他们可以无休止地遍历并获取一个对象或在字典键链的末尾设置一个通用值。 Get() 返回一个对象,但如果需要,它很容易修复为泛型类型。
由于键是基于参数的,如果您有一个非常动态的环境,您可以放入一个动态的键数组。
像这样工作:
var exists1 = info.Exists("Gen", "name", "One key too much"); // false
var exists2 = info.Exists("Gen", "chapters"); // true
var value1 = info.Get("Gen", "name", "One key too much"); // null
var value2 = info.Get("Gen", "chapters"); // "50"
var valueToSet = "myNewValue";
var successSet1 = info.TrySet(valueToSet, "Gen", "before", "One key too much"); // false
var successSet2 = info.TrySet(valueToSet, "Gen", "after"); // true | "Gen" -> "after" set to "myNewValue"
var dictionary1 = info.FindSubDictionary("Gen", "name", "One key too much"); // null
var dictionary2 = info.FindSubDictionary("Gen", "chapters"); // "Gen" sub dictionary
我没有对它进行太多测试,也没有考虑过它应该在什么时候返回,但是如果你觉得它有用,它可能是开始修补的东西。
4 种扩展方法主要协同工作,提供 Exists、Get、TrySet 和 (应该是什么) 一个内部方法来解析字典树。
TrySet:
/// <summary>
/// Tries to set a value to any dictionary found at the end of the params keys, or returns false
/// </summary>
public static bool TrySet<T>(this System.Collections.IDictionary dictionary, T value, params string[] keys)
// Get the deepest sub dictionary, set if available
var subDictionary = dictionary.FindSubDictionary(keys);
if (subDictionary == null) return false;
subDictionary[keys.Last()] = value;
return true;
获取:
/// <summary>
/// Returns a value from the last key, assuming there is a dictionary available for every key but last
/// </summary>
public static object Get(this System.Collections.IDictionary dictionary, params string[] keys)
var subDictionary = dictionary.FindSubDictionary(keys);
if (subDictionary == null) return null; // Or throw
return subDictionary[keys.Last()];
存在:
/// <summary>
/// Returns whether the param list of keys has dictionaries all the way down to the final key
/// </summary>
public static bool Exists(this System.Collections.IDictionary dictionary, params string[] keys)

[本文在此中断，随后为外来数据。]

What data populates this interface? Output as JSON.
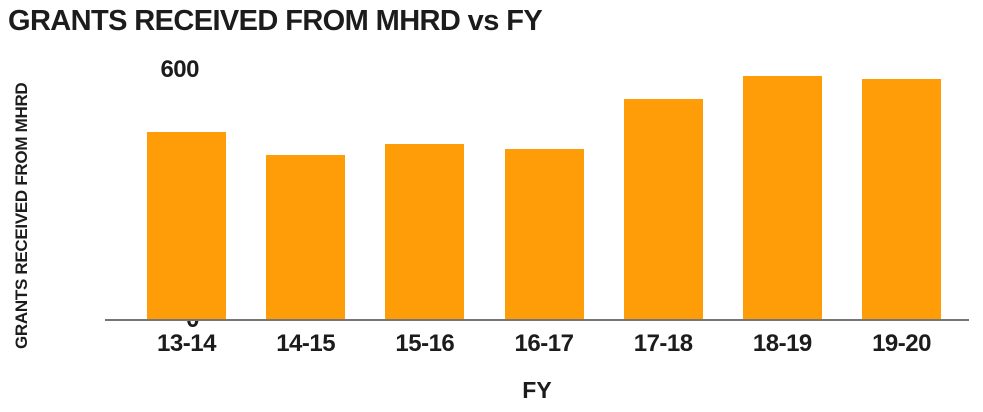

// If we have no keys, we have traversed all the keys, and should have dictionaries all the way down.
// (needs a fix for initial empty key params though)
if (keys.Count() == 0) return true;
// If the dictionary contains the first key in the param list, and the value is another dictionary,
// return that dictionary with first key removed (recursing down)
if (dictionary.Contains(keys.First()) && dictionary[keys.First()] is System.Collections.IDictionary subDictionary)
return subDictionary.Exists(keys.Skip(1).ToArray());
// If we didn't have a dictionary, but we have multiple keys left, there are not enough dictionaries for all keys
if (keys.Count() > 1) return false;
// If we get here, we have 1 key, and we have a dictionary, we simply check whether the last value exists,
// thus completing our recursion
return dictionary.Contains(keys.First());
查找子字典:
/// <summary>
/// Returns the possible dictionary that exists for all keys but last. (should eventually be set to private)
/// </summary>
public static System.Collections.IDictionary FindSubDictionary(this System.Collections.IDictionary dictionary, params string[] keys)
// If it doesn't exist, don't bother
if (!dictionary.Exists(keys)) return null; // Or throw
// If we reached end of keys, or got 0 keys, return
if (keys.Count() == 0) return null; // Or throw
// Look in the current dictionary if the first key is another dictionary.
return dictionary[keys.First()] is System.Collections.IDictionary subDictionary
? subDictionary.FindSubDictionary(keys.Skip(1).ToArray()) // If it is, follow the subdictionary down after removing the key just used
: keys.Count() == 1 // If we only have one key remaining, the last key should be for a value in the current dictionary.
? dictionary // Return the current dictionary as it's the proper last one
: null; // (or throw). If we didn't find a dictionary and we have remaining keys, the dictionary tree is invalid
编辑: 注意到您需要 CSV 密钥。从上面构建应该很容易,但我使用单个 csv-key 和一个额外的可选自定义分隔符做了一个简单的示例。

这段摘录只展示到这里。